Ci sono amicizie calcistiche che nascono a tavolino, attraverso accordi tra gruppi organizzati e poi c’è quella tra il Genoa e il Napoli, nata quasi per caso, in un pomeriggio di maggio, quando il calcio popolare, quello spinto dal basso, decide di scrivere una storia che durerà decenni.
16 maggio 1982
Al San Paolo si giocava Napoli-Genoa, ultima giornata del campionato di Serie A. Il Napoli non aveva più obiettivi di classifica da raggiungere mentre il Genoa aveva bisogno di centrare un risultato positivo per evitare la retrocessione, a discapito del Milan. A un certo punto di un incontro anonimo, il Genoa passò in vantaggio ma il Napoli riuscì a rimontare lo svantaggio iniziale e si portò sul 2-1. Sembrava tutto finito per il Grifone. I vecchi cuori rosso blu palpitavano guardando verso il baratro della B. Ma ecco che, a pochi minuti dal termine, arrivò l’insperato pareggio rossoblù di Marco Faccenda. Quel 2-2 significava salvezza per il Genoa e retrocessione per il Milan, ma divenne festa sugli spalti.

I tifosi napoletani avevano, da qualche minuto, cominciato a spingere per il Genoa. Non era la loro squadra, ma quel giorno il San Paolo aveva scelto di supportare anche gli avversari e così, quando arrivò il pareggio, le due tifoserie si misero a festeggiare insieme. Sembra che il gemellaggio nacque proprio così come raccontano diverse cronache dell’epoca.
Quattro lunghi decenni
Da allora, per quasi quattro decenni, Genoa e Napoli furono qualcosa di più di due squadre amiche. Erano due città gemelle che, finalmente, si erano ritrovate. In fondo, come disse Don Gallo, Genova è il sud del nord.
Due città di mare, con una lunga storia di migrazioni, di partenze e di ritorni raccontate anche nella canzone popolare, basta pensare a “Partono i bastimenti” e a “Se ghe pensu” . Queste due tifoserie passionali negli anni, impararono a condividere le curve, le trasferte, le feste e persino le sconfitte.
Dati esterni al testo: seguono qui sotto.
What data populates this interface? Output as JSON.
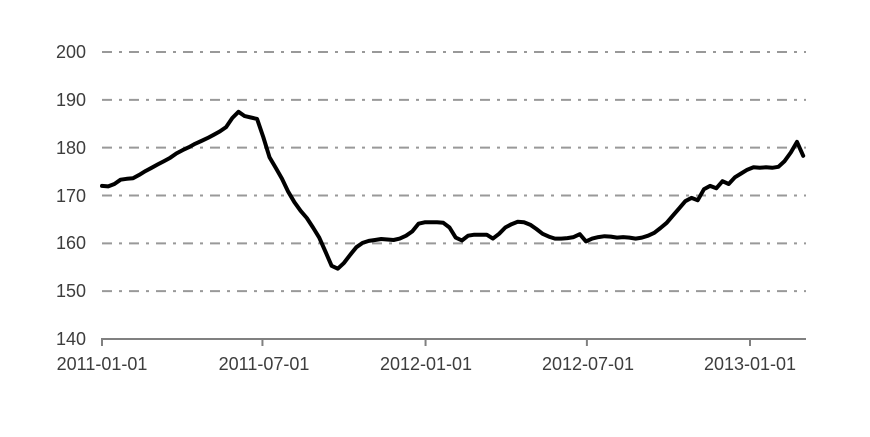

L’apice di questo gemellaggio venne raggiunto quando il Genoa e il Napoli si affrontarono a Marassi nell’ultima giornata di Serie B. Entrambe avevano bisogno di un punto per tornare in Serie A, insieme alla Juve. Quello fu uno dei campionati di Serie B più nelli di sempre. Inutile dire che sul campo di Marassi l’incontro terminò con il risultato di 0-0. Pareggio che, poco dopo il triplice fischio, divenne una grande festa collettiva.
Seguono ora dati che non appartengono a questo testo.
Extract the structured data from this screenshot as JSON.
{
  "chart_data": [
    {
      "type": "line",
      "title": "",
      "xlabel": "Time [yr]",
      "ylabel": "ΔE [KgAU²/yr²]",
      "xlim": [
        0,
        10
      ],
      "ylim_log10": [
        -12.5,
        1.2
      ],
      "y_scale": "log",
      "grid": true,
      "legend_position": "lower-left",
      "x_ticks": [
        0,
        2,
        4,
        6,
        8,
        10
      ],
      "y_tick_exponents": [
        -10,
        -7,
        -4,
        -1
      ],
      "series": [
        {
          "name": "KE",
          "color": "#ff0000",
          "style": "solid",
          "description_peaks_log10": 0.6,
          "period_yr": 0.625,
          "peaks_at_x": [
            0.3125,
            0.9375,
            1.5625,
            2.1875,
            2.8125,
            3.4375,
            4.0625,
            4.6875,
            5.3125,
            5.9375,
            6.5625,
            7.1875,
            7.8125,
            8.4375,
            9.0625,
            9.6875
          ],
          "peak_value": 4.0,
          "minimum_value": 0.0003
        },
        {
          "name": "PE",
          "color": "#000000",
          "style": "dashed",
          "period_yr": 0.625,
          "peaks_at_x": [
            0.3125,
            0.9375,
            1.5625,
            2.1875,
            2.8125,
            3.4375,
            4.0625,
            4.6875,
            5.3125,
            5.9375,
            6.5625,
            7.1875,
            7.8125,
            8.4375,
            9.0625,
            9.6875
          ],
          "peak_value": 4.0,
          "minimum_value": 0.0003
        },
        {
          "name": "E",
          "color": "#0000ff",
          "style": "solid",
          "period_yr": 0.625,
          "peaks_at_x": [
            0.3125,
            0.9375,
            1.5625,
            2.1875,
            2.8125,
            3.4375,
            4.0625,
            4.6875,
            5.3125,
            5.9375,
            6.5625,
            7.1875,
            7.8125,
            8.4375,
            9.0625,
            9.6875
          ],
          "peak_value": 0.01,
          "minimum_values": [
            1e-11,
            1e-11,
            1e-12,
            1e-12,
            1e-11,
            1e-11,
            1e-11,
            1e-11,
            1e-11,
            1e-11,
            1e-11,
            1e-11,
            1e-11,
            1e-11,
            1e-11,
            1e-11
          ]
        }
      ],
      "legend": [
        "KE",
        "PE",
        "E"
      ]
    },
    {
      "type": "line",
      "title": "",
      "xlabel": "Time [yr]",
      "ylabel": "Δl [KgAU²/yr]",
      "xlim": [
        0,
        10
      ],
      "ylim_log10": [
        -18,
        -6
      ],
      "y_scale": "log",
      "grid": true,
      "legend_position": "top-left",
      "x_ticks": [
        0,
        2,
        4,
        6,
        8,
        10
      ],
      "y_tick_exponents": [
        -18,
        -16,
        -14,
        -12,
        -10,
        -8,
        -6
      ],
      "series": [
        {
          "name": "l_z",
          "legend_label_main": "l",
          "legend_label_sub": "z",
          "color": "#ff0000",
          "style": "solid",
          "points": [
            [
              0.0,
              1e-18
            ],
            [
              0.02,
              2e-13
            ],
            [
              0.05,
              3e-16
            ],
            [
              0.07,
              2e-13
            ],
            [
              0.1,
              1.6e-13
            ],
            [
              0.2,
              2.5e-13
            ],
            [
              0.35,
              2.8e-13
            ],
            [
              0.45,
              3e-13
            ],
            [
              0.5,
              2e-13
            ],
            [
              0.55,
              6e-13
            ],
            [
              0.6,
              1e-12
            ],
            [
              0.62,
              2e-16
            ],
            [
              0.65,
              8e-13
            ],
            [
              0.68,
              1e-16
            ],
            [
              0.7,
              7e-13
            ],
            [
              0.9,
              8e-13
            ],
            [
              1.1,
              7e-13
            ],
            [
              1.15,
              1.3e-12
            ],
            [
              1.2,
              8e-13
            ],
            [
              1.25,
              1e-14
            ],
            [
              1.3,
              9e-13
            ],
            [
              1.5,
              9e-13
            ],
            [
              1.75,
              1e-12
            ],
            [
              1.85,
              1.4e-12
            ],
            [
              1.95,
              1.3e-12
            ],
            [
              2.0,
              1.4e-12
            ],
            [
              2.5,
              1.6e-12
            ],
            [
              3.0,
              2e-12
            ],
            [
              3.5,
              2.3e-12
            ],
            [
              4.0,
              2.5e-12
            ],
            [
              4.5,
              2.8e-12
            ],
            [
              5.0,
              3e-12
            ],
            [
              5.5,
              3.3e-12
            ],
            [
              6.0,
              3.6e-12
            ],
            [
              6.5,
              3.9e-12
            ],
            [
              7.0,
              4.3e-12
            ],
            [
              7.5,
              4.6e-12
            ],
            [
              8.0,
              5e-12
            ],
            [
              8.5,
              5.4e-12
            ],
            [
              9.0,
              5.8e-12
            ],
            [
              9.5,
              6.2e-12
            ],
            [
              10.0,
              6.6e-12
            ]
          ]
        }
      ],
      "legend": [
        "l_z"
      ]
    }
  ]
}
I tifosi delle due squadre invasero il campo e continuarono a festeggiare insieme per le strade di Genova. Napoli e Genoa tornarono in Serie A contemporaneamente, a braccetto, come in una bella favola. Quella partita rappresentò la fotografia perfetta di ciò che era diventato questo gemellaggio: il calcio come appartenenza, ma anche come capacità di riconoscersi nell’altro, ma le cose belle non durano per sempre, purtroppo. Poi arrivò il 2019
Dopo la partita Napoli-Genoa del 7 aprile, il rapporto tra le tifoserie si incrinò definitivamente. Alla base della rottura ci fu soprattutto la controversia legata a uno striscione esposto dalla tifoseria genoana in solidarietà con i tifosi dell’Inter dopo gli scontri del dicembre 2018 a Milano, nei quali era morto Daniele Belardinelli. La tifoseria napoletana considerò quel gesto incompatibile con il rapporto esistente e annunciò la fine del gemellaggio. Così dopo bene 37 anni, quello che sembrava uno dei legami più solidi del calcio italiano era ufficialmente finito.
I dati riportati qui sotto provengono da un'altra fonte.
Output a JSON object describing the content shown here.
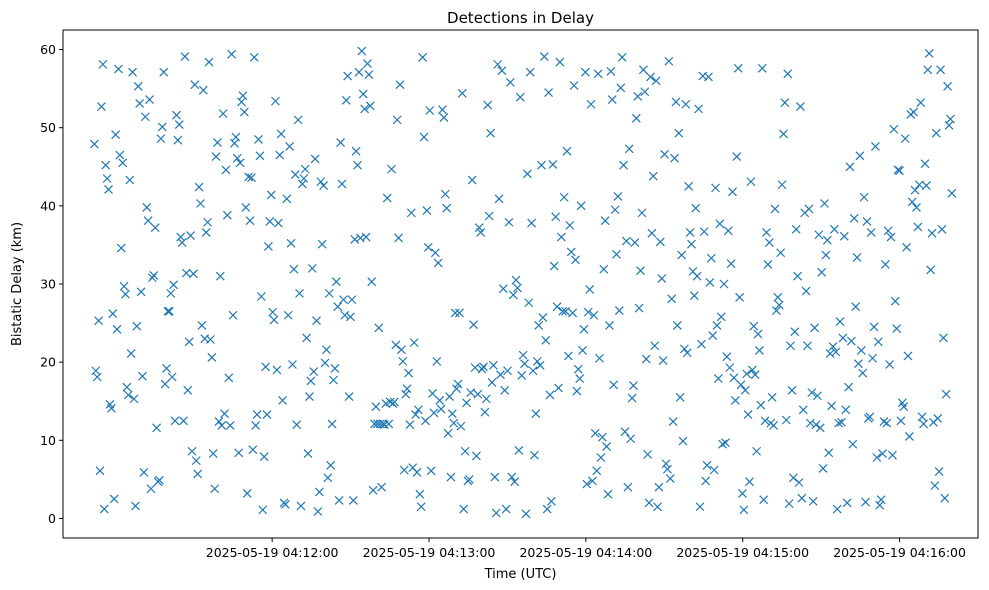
{
  "chart_data": {
    "type": "scatter",
    "title": "Detections in Delay",
    "xlabel": "Time (UTC)",
    "ylabel": "Bistatic Delay (km)",
    "marker": "x",
    "color": "#1f77b4",
    "grid": false,
    "legend": "none",
    "x_start": "2025-05-19 04:10:52",
    "x_end": "2025-05-19 04:16:20",
    "xlim": [
      "2025-05-19 04:10:40",
      "2025-05-19 04:16:30"
    ],
    "ylim": [
      -2.5,
      62.5
    ],
    "x_ticks": [
      {
        "value": "2025-05-19 04:12:00",
        "label": "2025-05-19 04:12:00"
      },
      {
        "value": "2025-05-19 04:13:00",
        "label": "2025-05-19 04:13:00"
      },
      {
        "value": "2025-05-19 04:14:00",
        "label": "2025-05-19 04:14:00"
      },
      {
        "value": "2025-05-19 04:15:00",
        "label": "2025-05-19 04:15:00"
      },
      {
        "value": "2025-05-19 04:16:00",
        "label": "2025-05-19 04:16:00"
      }
    ],
    "y_ticks": [
      0,
      10,
      20,
      30,
      40,
      50,
      60
    ],
    "y": [
      47.9,
      18.9,
      18.1,
      25.3,
      6.1,
      52.7,
      58.1,
      1.2,
      45.2,
      43.5,
      42.1,
      14.6,
      14.1,
      26.2,
      2.5,
      49.1,
      24.2,
      57.5,
      46.5,
      34.6,
      45.5,
      29.7,
      28.7,
      16.8,
      15.8,
      43.3,
      21.1,
      57.1,
      15.3,
      1.6,
      24.6,
      55.3,
      53.1,
      29.0,
      18.2,
      5.9,
      51.4,
      39.8,
      38.1,
      53.6,
      3.8,
      30.8,
      31.1,
      37.2,
      11.6,
      4.7,
      4.9,
      48.6,
      50.1,
      57.1,
      17.2,
      19.2,
      26.5,
      26.5,
      28.8,
      18.1,
      29.9,
      12.5,
      51.6,
      48.4,
      50.4,
      36.0,
      35.3,
      12.5,
      59.1,
      31.4,
      16.4,
      22.6,
      36.2,
      8.6,
      31.3,
      55.5,
      7.4,
      5.7,
      42.4,
      40.3,
      24.7,
      54.8,
      23.0,
      36.6,
      37.9,
      58.4,
      22.9,
      20.6,
      8.3,
      3.8,
      46.3,
      48.1,
      12.4,
      31.0,
      11.9,
      51.8,
      13.4,
      44.6,
      38.8,
      18.0,
      11.9,
      59.4,
      26.0,
      48.0,
      48.8,
      46.1,
      8.4,
      45.5,
      53.3,
      54.1,
      52.0,
      39.8,
      3.2,
      43.7,
      38.1,
      43.6,
      8.8,
      59.0,
      11.9,
      13.3,
      48.5,
      46.4,
      28.4,
      1.1,
      7.9,
      19.4,
      13.3,
      34.8,
      38.0,
      41.4,
      26.4,
      25.4,
      53.4,
      19.0,
      37.8,
      46.5,
      49.2,
      15.1,
      2.0,
      1.8,
      40.9,
      26.0,
      47.6,
      35.2,
      19.7,
      31.9,
      44.0,
      12.0,
      51.0,
      28.8,
      1.6,
      42.8,
      43.5,
      44.7,
      23.1,
      8.3,
      15.6,
      17.6,
      32.0,
      18.8,
      46.0,
      25.3,
      0.9,
      3.4,
      43.1,
      35.1,
      42.6,
      19.9,
      21.6,
      5.2,
      28.8,
      6.8,
      12.1,
      17.7,
      19.2,
      30.3,
      27.1,
      2.3,
      48.1,
      42.8,
      28.0,
      26.0,
      53.5,
      56.6,
      15.6,
      25.8,
      28.0,
      2.3,
      35.7,
      47.0,
      45.2,
      57.1,
      35.9,
      59.8,
      54.3,
      52.4,
      36.0,
      58.2,
      56.8,
      52.8,
      30.3,
      3.6,
      12.1,
      14.3,
      12.1,
      24.4,
      12.1,
      4.0,
      12.1,
      12.0,
      14.7,
      41.0,
      12.1,
      14.9,
      44.7,
      14.7,
      14.9,
      22.2,
      51.0,
      35.9,
      55.5,
      21.6,
      20.1,
      6.2,
      15.9,
      16.6,
      18.6,
      12.0,
      39.1,
      6.5,
      22.5,
      13.3,
      5.9,
      13.9,
      3.1,
      1.5,
      59.0,
      48.8,
      12.5,
      39.4,
      34.7,
      52.2,
      6.1,
      16.0,
      13.5,
      34.0,
      20.1,
      32.7,
      15.1,
      14.0,
      52.3,
      51.3,
      41.5,
      39.7,
      10.9,
      15.6,
      5.3,
      13.4,
      12.2,
      26.3,
      16.6,
      17.2,
      26.3,
      11.8,
      54.4,
      1.2,
      8.6,
      14.8,
      4.8,
      5.0,
      16.1,
      43.3,
      24.8,
      19.3,
      8.0,
      15.9,
      37.2,
      36.6,
      19.1,
      19.4,
      13.6,
      15.3,
      52.9,
      38.7,
      49.3,
      17.4,
      19.6,
      5.3,
      0.7,
      58.1,
      40.9,
      18.4,
      57.3,
      29.4,
      16.4,
      1.2,
      18.9,
      37.9,
      55.8,
      5.3,
      28.6,
      4.7,
      30.5,
      29.5,
      8.7,
      53.9,
      18.3,
      20.9,
      19.8,
      0.6,
      44.1,
      27.6,
      57.1,
      37.8,
      18.9,
      8.1,
      13.4,
      20.1,
      24.7,
      19.6,
      45.2,
      25.7,
      59.1,
      22.8,
      1.2,
      54.5,
      15.8,
      2.2,
      45.3,
      32.3,
      38.6,
      27.1,
      16.7,
      58.4,
      36.0,
      26.5,
      41.1,
      26.5,
      47.0,
      20.8,
      37.5,
      34.1,
      26.3,
      55.4,
      33.1,
      16.3,
      19.1,
      17.9,
      40.0,
      21.5,
      24.2,
      57.1,
      4.4,
      26.4,
      29.3,
      53.0,
      4.8,
      26.0,
      10.9,
      6.1,
      56.9,
      20.5,
      7.8,
      10.4,
      31.9,
      38.1,
      9.2,
      3.1,
      24.7,
      57.2,
      53.6,
      17.1,
      39.5,
      33.8,
      41.2,
      26.6,
      55.1,
      59.0,
      45.2,
      11.1,
      35.5,
      4.0,
      47.3,
      10.2,
      15.4,
      17.0,
      35.3,
      51.2,
      54.0,
      26.9,
      31.7,
      39.1,
      57.4,
      54.6,
      20.4,
      8.2,
      2.0,
      56.5,
      36.5,
      43.8,
      22.1,
      56.0,
      1.5,
      4.0,
      35.4,
      30.7,
      20.2,
      46.6,
      7.0,
      6.3,
      58.5,
      5.1,
      28.1,
      12.4,
      46.1,
      53.3,
      24.7,
      49.3,
      15.5,
      33.7,
      9.9,
      21.7,
      53.0,
      21.2,
      42.5,
      36.6,
      35.1,
      31.6,
      28.5,
      39.7,
      31.0,
      52.4,
      1.5,
      22.3,
      56.6,
      36.7,
      4.8,
      6.8,
      56.5,
      30.2,
      33.3,
      23.4,
      6.2,
      42.3,
      24.7,
      17.9,
      37.7,
      25.8,
      9.5,
      30.0,
      9.7,
      20.7,
      36.8,
      19.3,
      32.6,
      41.8,
      18.0,
      15.1,
      46.3,
      57.6,
      28.3,
      17.1,
      3.2,
      1.1,
      16.4,
      18.5,
      13.3,
      4.7,
      43.1,
      19.0,
      24.6,
      18.4,
      8.6,
      23.6,
      21.5,
      14.5,
      57.6,
      2.4,
      12.5,
      36.6,
      32.5,
      35.3,
      12.2,
      15.5,
      11.9,
      39.6,
      26.6,
      28.3,
      27.3,
      34.0,
      42.7,
      49.2,
      53.2,
      12.6,
      56.9,
      1.9,
      22.1,
      16.4,
      5.2,
      23.9,
      37.0,
      31.0,
      4.6,
      52.7,
      2.6,
      13.9,
      39.1,
      29.1,
      22.1,
      39.6,
      12.2,
      16.1,
      2.2,
      24.4,
      12.0,
      15.7,
      36.3,
      11.6,
      31.5,
      6.4,
      40.3,
      33.7,
      35.6,
      8.4,
      21.1,
      14.4,
      22.0,
      37.0,
      21.3,
      1.2,
      12.2,
      25.2,
      12.3,
      23.1,
      36.1,
      13.9,
      2.0,
      16.8,
      45.0,
      22.7,
      9.5,
      38.4,
      27.1,
      33.4,
      19.8,
      46.4,
      21.5,
      18.6,
      41.1,
      2.1,
      38.0,
      12.8,
      13.0,
      36.6,
      20.5,
      24.5,
      47.6,
      7.8,
      22.6,
      1.7,
      2.4,
      8.3,
      12.4,
      32.5,
      12.2,
      36.8,
      19.7,
      36.0,
      8.1,
      49.8,
      27.8,
      24.3,
      44.6,
      44.5,
      12.5,
      14.8,
      14.3,
      48.6,
      34.7,
      20.8,
      10.5,
      51.7,
      40.5,
      52.0,
      42.0,
      39.8,
      37.3,
      42.7,
      53.2,
      13.0,
      12.1,
      45.4,
      42.6,
      57.4,
      59.5,
      31.8,
      36.5,
      12.3,
      4.2,
      49.3,
      12.8,
      6.0,
      57.4,
      37.0,
      23.1,
      2.6,
      15.9,
      55.3,
      50.3,
      51.1,
      41.6
    ]
  }
}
Ma è davvero finita anche l’amicizia?
La risposta non è così semplice. Negli anni successivi non sono mancati segnali di distensione. Nel dicembre 2024, per esempio, tifosi napoletani e genoani sono stati protagonisti di momenti di reciproca cordialità dentro e fuori dal Ferraris, con cori condivisi e immagini rilanciate anche dai canali social del Genoa. È forse questo il significato più profondo della storia Genoa-Napoli. Un gemellaggio può essere dichiarato finito. Un comunicato può mettere un punto. I gruppi possono prendere strade diverse. Ma quarant’anni di memoria non si cancellano con una firma. Ma a chi c’era rimane quel pomeriggio del 1982 da raccontare, da tramandare. Rimangono tanti bei ricordi per due città che, nonostante tutto, continuano a riconoscersi in una storia comune.